Figure 10 Schematic representation of the probable pathways and genes activated in response to sucrose inducible osmotic stress. The genes are depicted in green boxes, status of proteins in response to different concentrations of sucrose in gold boxes, mechanisms in blue boxes and pathways in red boxes. Based on proteins identified in Diplazium maximum gametophytes, biosynthesis of flavonoid, phenylpropanoid, ascorbic acid, riboflavin as well as MEP pathways are proposed to become operative in response to sucrose inducible osmotic stress. Blue ovals in different pathways depict the DAPs of metabolite synthesis such as F3H, FLAVANONE 3-HYDROXYLASE; ALDH, ALDEHYDE DEHYDROGENASE FAMILY 2 MEMBER C4; HDR, HYDROXY-3-METHYLBUT-2-ENYL DIPHOSPHATE REDUCTASE-LIKE ISOFORM X1; GaluR, D-GALACTURONATE REDUCTASE; FHY, BIFUNCTIONAL RIBOFLAVIN KINASE/FMN PHOSPHATASE.
Apart from signaling and stress, DAPs involved in energy metabolism, protein synthesis modification and turnover, cell wall and cell structure synthesis, transport and trafficking, photosynthesis, plant growth and development, defense in response to stress and secondary metabolite synthesis were recorded in G1 and G3 as compared to G0 (Table 1). It was apparent from these DAPs that the gametophytes were making various adjustments for adaptation and defense against stressful changes in their microenvironment (Figure 10). Attempts were therefore, made to depict our understanding of these adaptations in a hypothetical mechanism. As per this hypothesis, five different signaling pathways were triggered after exposure of gametophytes to microenvironmental changes created by 1 and 3% sucrose. These were namely, (i) calcium dependent signaling pathway through the participation of CALCIUM DEPENDENT PROTEIN KINASE (CDPK28), CALMODULIN LIKE PROTEIN (CML45), CALCINEURIN B LIKE PROTEIN (CBL) and the CALCIUM INTERACTING PROTEIN KINASE (CIPK13), known for their involvement in plant development and stress responses; (ii) signaling via receptor like kinases (RLKs) through the participation of CRIB DOMAIN CONTAINING RIC11, SHAGGY RELATED PROTEIN KINASE KAPPA ISOFORM X3 and FERONIA, (iii) G protein signaling via RAS RELATED RAB1, (iv) hormonal signaling and cross-talk through PP2C21, AUXIN INDUCED PROTEIN and GA2OX1, and also (v) signaling through regulatory proteins such as VQ MOTIF and NEDD8-ACTIVATING ENZYME E1 REGULATORY SUBUNIT AXR1 LIKE (AXR1) (Figure 9).
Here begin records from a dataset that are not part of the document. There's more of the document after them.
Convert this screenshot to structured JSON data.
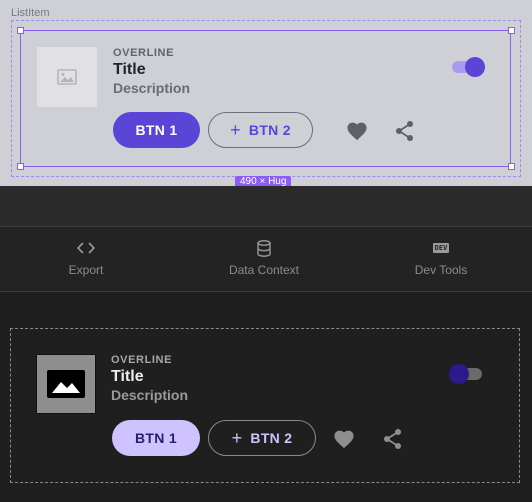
{
  "canvas": {
    "component_label": "ListItem",
    "size_chip": "490 × Hug"
  },
  "list_item_light": {
    "overline": "OVERLINE",
    "title": "Title",
    "description": "Description",
    "btn1": "BTN 1",
    "btn2": "BTN 2",
    "toggle_on": true
  },
  "toolbar": {
    "items": [
      {
        "label": "Export",
        "icon": "code-icon"
      },
      {
        "label": "Data Context",
        "icon": "database-icon"
      },
      {
        "label": "Dev Tools",
        "icon": "dev-icon",
        "chip": "DEV"
      }
    ]
  },
  "list_item_dark": {
    "overline": "OVERLINE",
    "title": "Title",
    "description": "Description",
    "btn1": "BTN 1",
    "btn2": "BTN 2",
    "toggle_on": false
  },
  "colors": {
    "accent": "#5b45d6",
    "accent_light": "#cfc3ff",
    "canvas_bg": "#cfcfd6",
    "panel_bg": "#1f1f1f",
    "selection": "#8b5cf6"
  }
}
In calcium signaling pathway, CDPK 28 was recorded in both G1 and G3. It is known for its role in stem elongation and vascular development (Schulz et al., 2013). While CBL and CIPK13 were abundant in G0 and G1, the CML45 of the CaM-sensor-protein-family appeared only in G3. CBL is known to respond to external stimuli and interact with the Ser/Thr kinases to form the CBL-CIPK interaction network for participation in the Ca+2 signaling pathway (Batistič and Kudla, 2009). On the other hand, the homologs of CMLs in Arabidopsis respond to biotic and abiotic stimuli and are involved in developmental processes (Magnan et al., 2008; Ranty et al., 2016).
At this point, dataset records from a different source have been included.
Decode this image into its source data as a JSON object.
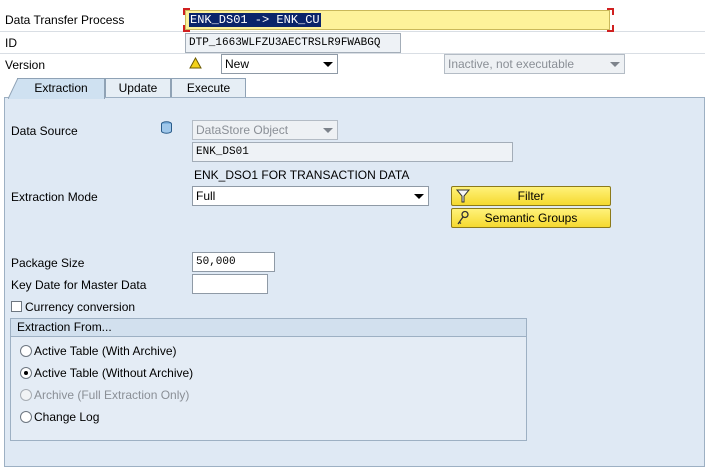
{
  "header": {
    "dtp_label": "Data Transfer Process",
    "dtp_value": "ENK_DS01 -> ENK_CU",
    "id_label": "ID",
    "id_value": "DTP_1663WLFZU3AECTRSLR9FWABGQ",
    "version_label": "Version",
    "version_icon": "warning-triangle-icon",
    "version_value": "New",
    "status_value": "Inactive, not executable"
  },
  "tabs": [
    {
      "label": "Extraction"
    },
    {
      "label": "Update"
    },
    {
      "label": "Execute"
    }
  ],
  "extraction": {
    "data_source_label": "Data Source",
    "data_source_icon": "database-icon",
    "data_source_type": "DataStore Object",
    "data_source_name": "ENK_DS01",
    "data_source_desc": "ENK_DSO1 FOR TRANSACTION DATA",
    "extraction_mode_label": "Extraction Mode",
    "extraction_mode_value": "Full",
    "filter_button": "Filter",
    "filter_icon": "filter-funnel-icon",
    "semantic_groups_button": "Semantic Groups",
    "semantic_groups_icon": "key-icon",
    "package_size_label": "Package Size",
    "package_size_value": "50,000",
    "key_date_label": "Key Date for Master Data",
    "key_date_value": "",
    "currency_conversion_label": "Currency conversion",
    "currency_conversion_checked": false,
    "extraction_from": {
      "title": "Extraction From...",
      "options": [
        {
          "label": "Active Table (With Archive)",
          "selected": false,
          "disabled": false
        },
        {
          "label": "Active Table (Without Archive)",
          "selected": true,
          "disabled": false
        },
        {
          "label": "Archive (Full Extraction Only)",
          "selected": false,
          "disabled": true
        },
        {
          "label": "Change Log",
          "selected": false,
          "disabled": false
        }
      ]
    }
  },
  "colors": {
    "panel_bg": "#dfe9f4",
    "highlight_field": "#fdf29a",
    "selection_bg": "#0a246a",
    "button_yellow": "#f5d930"
  }
}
The transmembrane proteins or the RLKs get phosphorylated in response to stress (Osakabe et al., 2013). Thus, there was appearance of RIC11 and SHAGGY related protein, uniquely in G1. The RLKs transmit signals through extracellular and intracellular domains (Shiu et al., 2004). The RIC11 protein transduces signals through GTP binding protein of Rho of Plants (ROP) family (Berken, 2006), whereas, the SHAGGY related protein is involved in kinase activity for determination of cell fate, patterning and cytokinesis (Dornelas et al., 1999). Homologs of SHAGGY related protein in Arabidopsis play an important role in growth and development of tissues and organs, particularly, gynoecium (Dornelas et al., 2000). FERONIA is another important receptor like protein kinase recorded in all the three stages G0, G1, and G3. FERONIA was validated through qRT-PCR analysis. The protein mediates mechanical/environmental stress induced signaling pathway and repairs injured cell walls. The protein is often required for cell elongation during vegetative growth (Shih et al., 2014). FERONIA also controls fertilization either directly or indirectly through hormonal cross-talks (Huck et al., 2003).
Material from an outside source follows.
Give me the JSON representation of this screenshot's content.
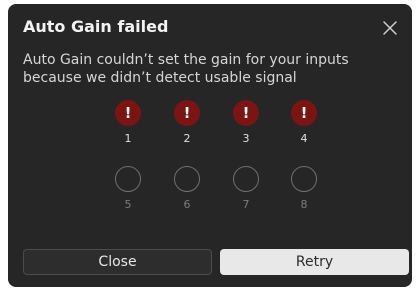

Member of the regulatory signaling i.e., VQ MOTIF CONTAINING PROTEIN 1 in both G1 and G3, whereas, AXR1 in G1 were abundant. While the former modulates WRKY transcription factor (Lin and Jing, 2015), the latter is first activated by AXL-ECR1 under stress to initiate the signaling cascade. In addition, RAS RELATED RAB 1 appeared only in G1. It is a member of the G protein signaling pathway and plays vital role in transport, trafficking and stress inducible physiological and other processes of growth (Batoko et al., 2000).
Under hormonal signaling and crosstalk, the AUXIN INDUCED PROTEIN of auxin signaling and PP2C 21 were abundant in G1 and G3. The AUXIN INDUCED PROTEIN is an important regulator of gametophyte and sporophyte development in non-flowering plants (De Smet and Jurgens, 2007; Banks, 2009; Kato et al., 2015). Its abundance probably accounted for higher multiplication of G1 and G3 for closer proximity for sexual reproduction and sporophyte formation. The clade B protein, PP2C regulates the MAPK signaling pathway in fern allies like Selaginella moellendorfii (Fuchs et al., 2013).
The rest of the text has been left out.